Call for Articles: My Victorian Novel (Edited Collection)


'Forbidden Books', Alexander Mark Rossi (1897)

Forbidden Books, Alexander Mark Rossi (1897)

Isobel Armstrong has lamented that the way we teach the Victorian novel, with enthusiasm and delight, is so different from the way we criticize it. I wonder if this is also partially true about the way we really read and experience Victorian novels, if there is a Wemmick-like division between the absorbed and happy reader, cozy and contented in the Castle, and the buttoned-up professor at the lectern or the laptop. Rereading Victorian fiction over time, for our classes or our scholarship, must at some level involve a relaxation of feeling, the evocation of memories, psychic immersion, and moral engagement––alongside critical distance, objectivity, or suspicion.

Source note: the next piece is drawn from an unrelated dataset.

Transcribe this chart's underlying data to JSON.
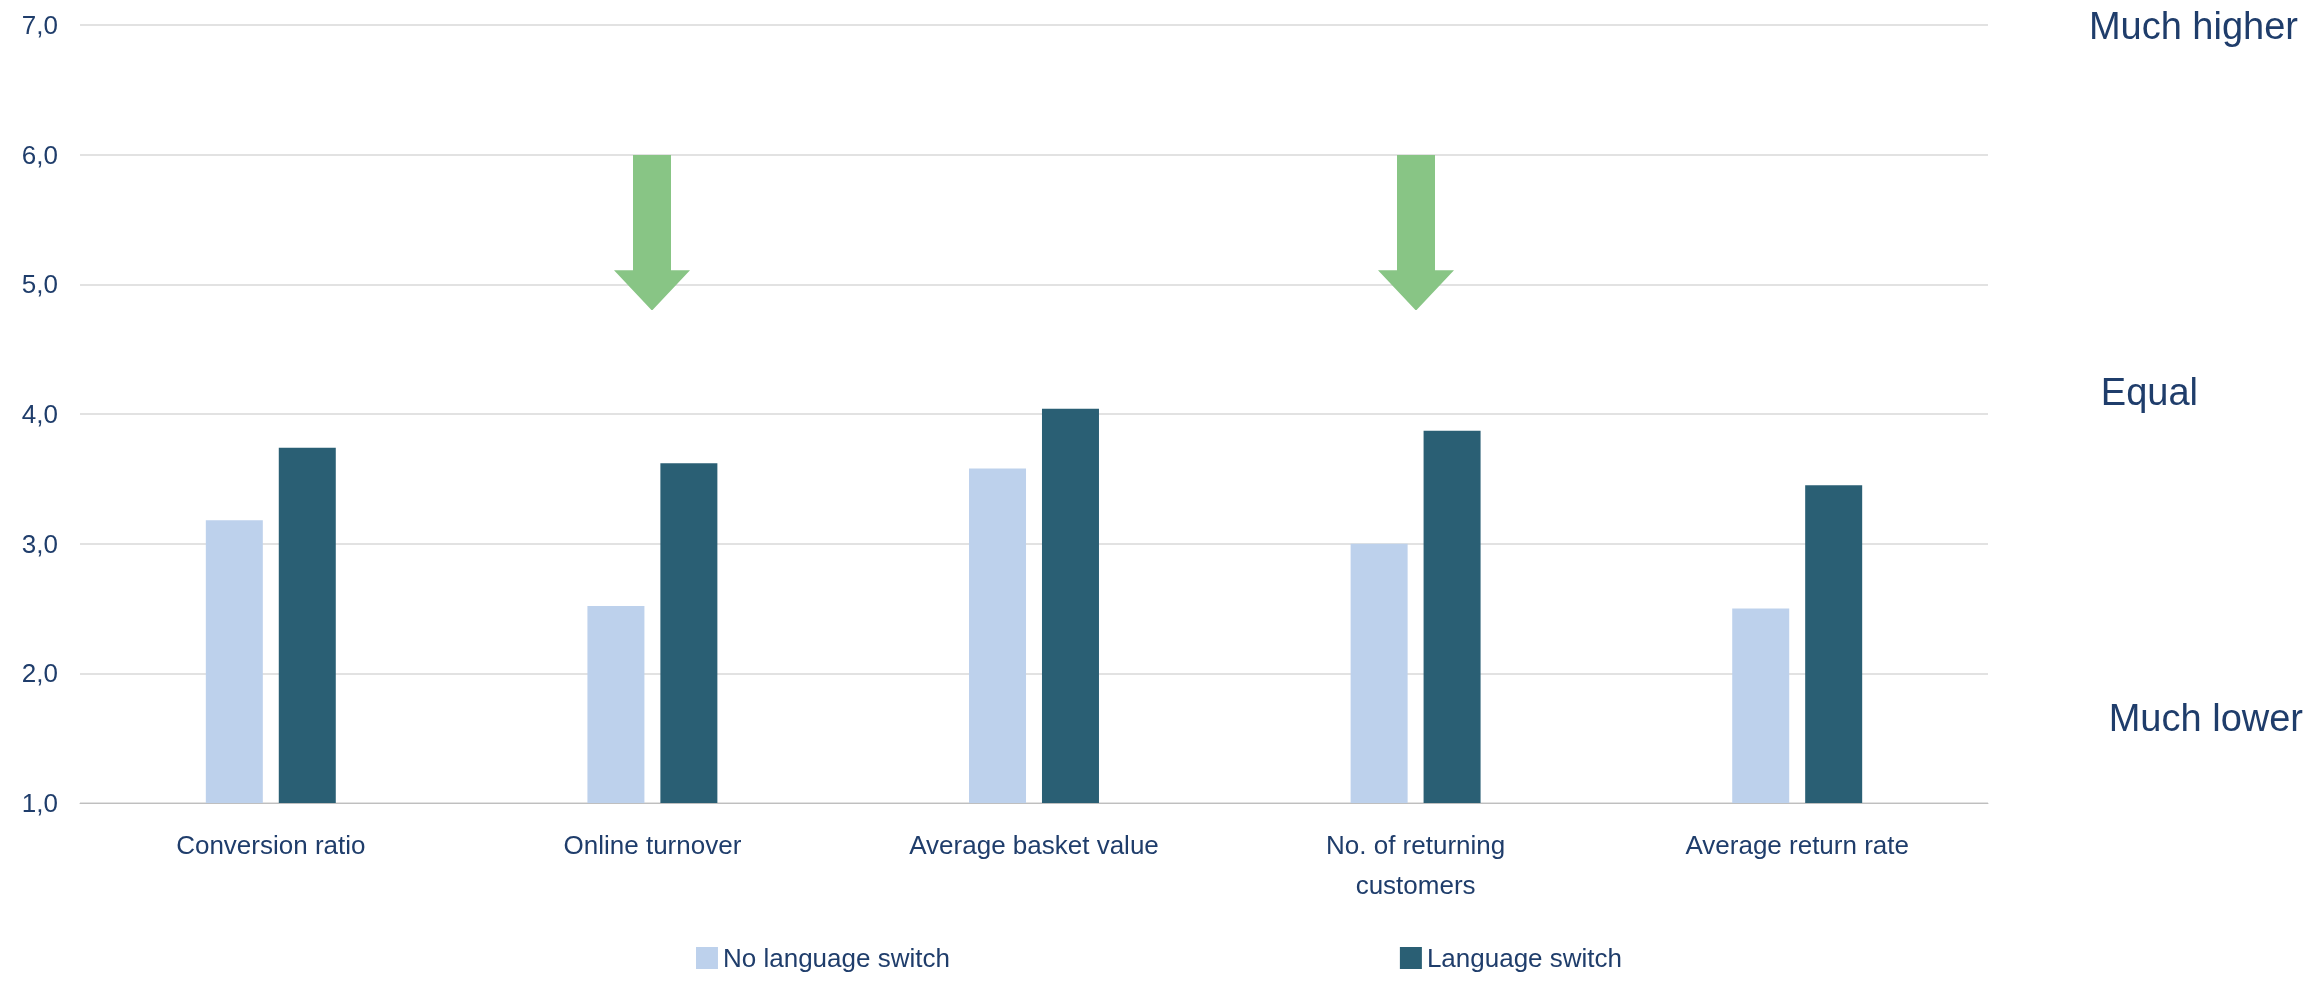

I would like this book to have a broader audience than academia. Many people genuinely love Victorian fiction. They create blogs, join reading communities, find forums to discuss film and stage adaptations of books they admire. And they reread their favorite novels, pulled by a desire to re-experience a certain world, a narrative voice, a well-told tale. There is much to enjoy in Victorian novels: the length, the language, the intricate plots, the humor, the love stories, the unabashed pathos, a sense of visiting the past. Perhaps these books remain compelling and satisfying for modern readers because when we pick them up we are mentally relaxed, and readily become co-travelers on the characters’ psychological journeys. Iris Murdoch has suggested that the nineteenth-century novel possesses “a great consoling power… a deep relaxing of tension, however alarming or horrible the events which are narrated, because of a sense of the strength of society, and of politics as a natural and ordinary part of the human scene.” The authorial confidence that reflects a secure sense of the order of things allows the reader to fall under the trance of the storyteller. This a pleasure we never outgrow. It is also a deeply human necessity.

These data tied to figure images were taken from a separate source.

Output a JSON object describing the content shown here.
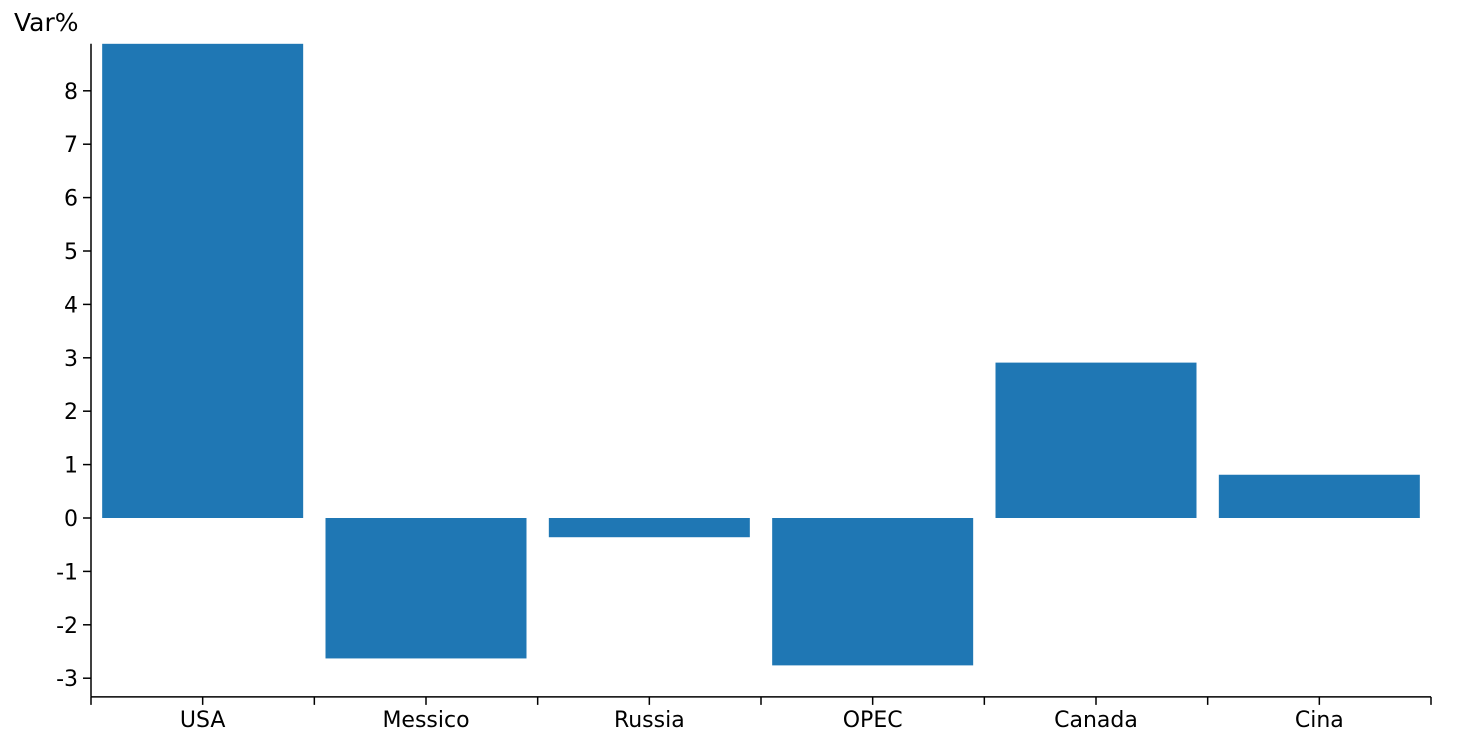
{
  "chart_data": {
    "type": "bar",
    "ylabel": "Var%",
    "xlabel": "",
    "title": "",
    "categories": [
      "USA",
      "Messico",
      "Russia",
      "OPEC",
      "Canada",
      "Cina"
    ],
    "values": [
      8.88,
      -2.63,
      -0.36,
      -2.76,
      2.91,
      0.81
    ],
    "ylim": [
      -3.35,
      8.88
    ],
    "yticks": [
      -3,
      -2,
      -1,
      0,
      1,
      2,
      3,
      4,
      5,
      6,
      7,
      8
    ],
    "ytick_labels": [
      "-3",
      "-2",
      "-1",
      "0",
      "1",
      "2",
      "3",
      "4",
      "5",
      "6",
      "7",
      "8"
    ],
    "grid": false,
    "bar_color": "#1f77b4"
  }
}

I welcome critical and personal reflections on your relationship over time with a novel that has become entwined with your own history, or one whose mystery deepens upon each re-reading. This collection will explore how works from the past may remain “psychologically alive,” as Bachelard has written, so that it feels you are never finished reading them. I welcome experimental or creative criticism, reading memoirs, subjective or reparative readings, close or formal readings, character analysis, and meditations on rereading.

Abstracts or completed essays of any length, and a c.v., by July 31, 2018 to Annette R. Federico, federiar[at]jmu.edu.